Trieste35 – La solitudine del pensiero che reinventa il futuro in Blackbird blackbird blackberry, di Elene Naveriani

È con una certa decisione che il cinema georgiano segna – con la sua presenza carica di una originalità non comune, conseguenza di una condizione geografica di netta cesura tra il primo oriente e l’ultimo occidente – la cinematografia di questi ultimi anni. The criminal di Dmitry Mamuliya, passato a Venezia in Orizzonti nell’edizione 2019, What Do We See When We Look at The Sky di Alexandre Koberidze, visto al PesaroFF57, e ora questo film di Elene Neveriani, nel concorso lungometraggi di Trieste 35, costituiscono tre validissimi esempi per dimostrare la vitalità di una cinematografia inattesa che sa affascinare facendo scoprire allo spettatore l’invisibile potenzialità di uno sguardo filtrato attraverso quell’irreale non percepibile o quella naturale influenza che ha sui personaggi l’ambiente dentro il quale si svolge la loro azione. Un cinema fatto di percezioni, dunque, non solo di racconto, un cinema che scopre l’inavvertibile sollevando quel velo immateriale che ci separa da una metafisica del quotidiano che solo il cinema può manifestare nella sua pienezza e nel suo distinto avvertirsi. La recente scomparsa di Otar Ioseliani, nel cui solco in fondo questi autori lavorano, sembra averne sottolineato la necessità in virtù di una assenza insostituibile. Lavora anche su questi caratteri, ma non soltanto, il film di Elene Naveriani, qui alla sua terza prova, per affrontare la storia di Etero una donna sulla soglia dei cinquant’anni che non ha mai avuto un’esperienza d’amore, ma solo la funzione di servire il padre e il giovane fratello entrambi scomparsi e di cui lei, senza troppa commozione conserva la memoria. Orfana di madre fin dalla nascita poiché morta al parto, Etero titolare di un negozio di detersivi scopre la sessualità quando si innamorerà di Murman, che di solito gli consegna la merce. La storia d’amore tra i due, come molte in età matura, non può trovare un esito felice per gli impegni di lavoro di lui, sposato e nonno di due nipoti.

 

 
Il dolore di un addio, sempre duro da digerire, si mescola per Etero con una inattesa paura di essere gravemente ammalata. La sua solitudine prenderà altre forme e altre attese segneranno la sua vita e i suoi comportamenti controcorrente con i quali ha sempre affermato la propria autonomia di pensiero continueranno a segnare la sua presenza tra le perfide amiche del piccolo villaggio dove vive.
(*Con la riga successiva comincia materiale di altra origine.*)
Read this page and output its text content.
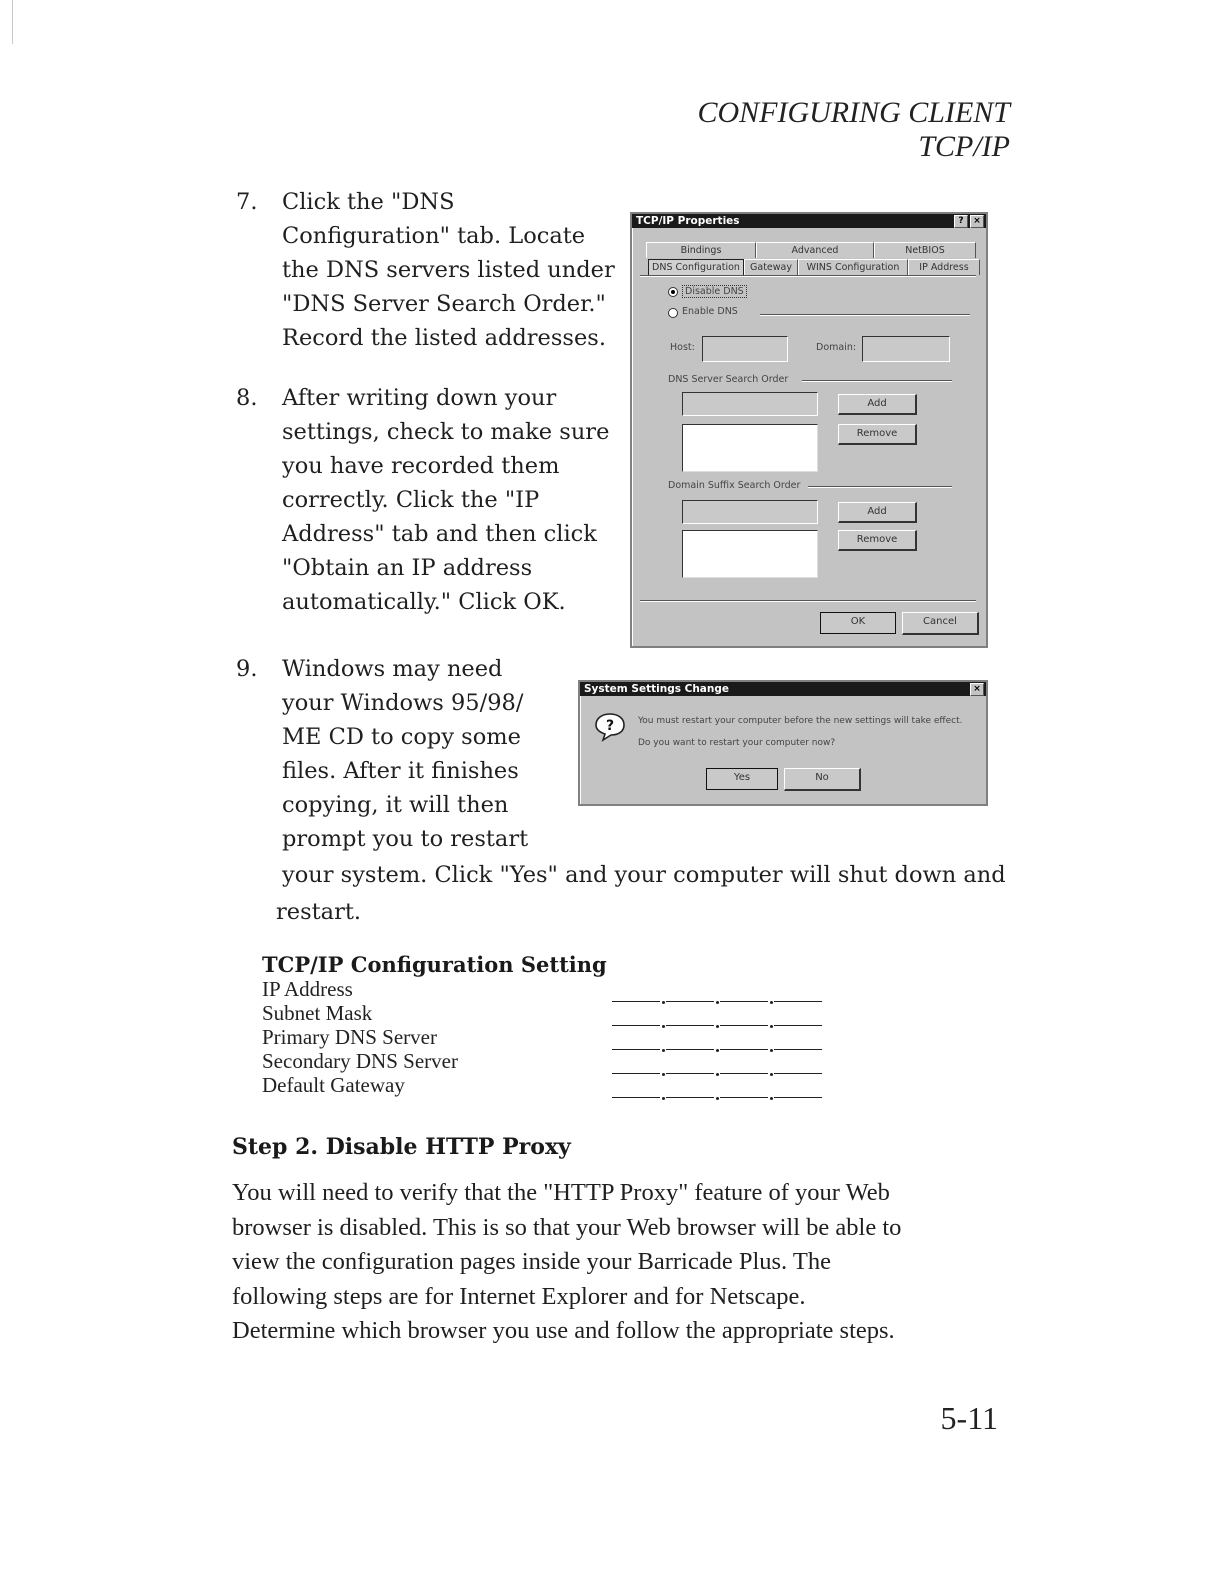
CONFIGURING CLIENT TCP/IP
7.	Click the "DNS
Configuration" tab. Locate
the DNS servers listed under
"DNS Server Search Order."
Record the listed addresses.
8.	After writing down your
settings, check to make sure
you have recorded them
correctly. Click the "IP
Address" tab and then click
"Obtain an IP address
automatically." Click OK.
9.	Windows may need
your Windows 95/98/
ME CD to copy some
files. After it finishes
copying, it will then
prompt you to restart
your system. Click "Yes" and your computer will shut down and
restart.
TCP/IP Properties	?	×
Bindings	Advanced	NetBIOS
DNS Configuration	Gateway	WINS Configuration	IP Address
Disable DNS
Enable DNS
Host:	Domain:
DNS Server Search Order
Add
Remove
Domain Suffix Search Order
Add
Remove
OK	Cancel
System Settings Change	×
?	You must restart your computer before the new settings will take effect.
Do you want to restart your computer now?
Yes	No
TCP/IP Configuration Setting
IP Address
Subnet Mask
Primary DNS Server
Secondary DNS Server
Default Gateway
Step 2. Disable HTTP Proxy
You will need to verify that the "HTTP Proxy" feature of your Web
browser is disabled. This is so that your Web browser will be able to
view the configuration pages inside your Barricade Plus. The
following steps are for Internet Explorer and for Netscape.
Determine which browser you use and follow the appropriate steps.
5-11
La vicenda del film, il personaggio di Etero, così distante da ogni filosofica solitudine autoimposta, sottolineano la volontà di fare di questo racconto, segnato da un realismo sempre in bilico e pronto a sconfinare dentro quel fantastico che sembra limitare con ogni quotidianità, una fantasticheria dell’immaginazione, in quella sospensione che sembra aleggiare durate tutto il film astraendo quasi, la vicenda, da quell’urgenza di realtà dentro la quale, invece, il racconto sembra obbligarci. Lo sguardo lucido e immaginato di Etero sulla propria possibile morte per annegamento nell’incipit, o le sue naturali percezioni sugli uccelli amici e sui segni che la natura lancia per chi li sa interpretare, diventano marchio preciso per una delle direzioni che il film vuole prendere e di quale sia l’ambito dentro il quale il racconto voglia andare ad indagare. Etero con il suo carattere deciso e il suo inappagato desiderio d’amore trova in Murmun l’amante perfetto con il quale condivide una matura sensibilità sessuale, scoprendo di lui il lato romantico e del tutto a lei sconosciuto privata di ogni gioia dell’amore. Ma nonostante questo perdersi quasi adolescenziale dentro l’amore, Etero conserva la propria intransigenza dei comportamenti, rivendica la propria solitudine e la propria libertà di pensiero. Il film, tratto da un romanzo scritto in prima persona, diventa il racconto di una tardiva formazione per un personaggio che, come afferma la stessa regista, diventa universale proprio in quella libertà di pensiero e comportamento che sa riaffermare portandola ad una emancipazione che diventa pretesa.

 

 
Etero con i suoi silenzi e i suoi enigmatici sguardi con la sospensione di ogni giudizio che manifesta con i suoi comportamenti, sembra erodere dal di dentro i rigidi meccanismi dell’opprimente patriarcato che vive, rompe le regole di ogni destino al femminile contro ogni imposizione della sua asfittica comunità. Il cinema di Naveriani sa guardare con acuta sensibilità a questa complessa vicenda che coinvolge una donna non più giovanissima e neppure bella, ma dotata di una volontà di ferro e di una semplice ma efficace capacità di analisi. Etero è un personaggio che costituisce da solo una specie di elogio della solitudine, non solo nel senso della quotidianità della vita, ma anche e forse soprattutto in quella autonomia del pensiero, a quel remare contro ogni convenzione sociale, diventando così l’isolamento effetto naturale di quelle scelte. Il colpo di scena finale, riapre i giochi e riposiziona di nuovo il complesso personaggio di Etero in uno sguardo al futuro per nulla banale e tutto da inventare.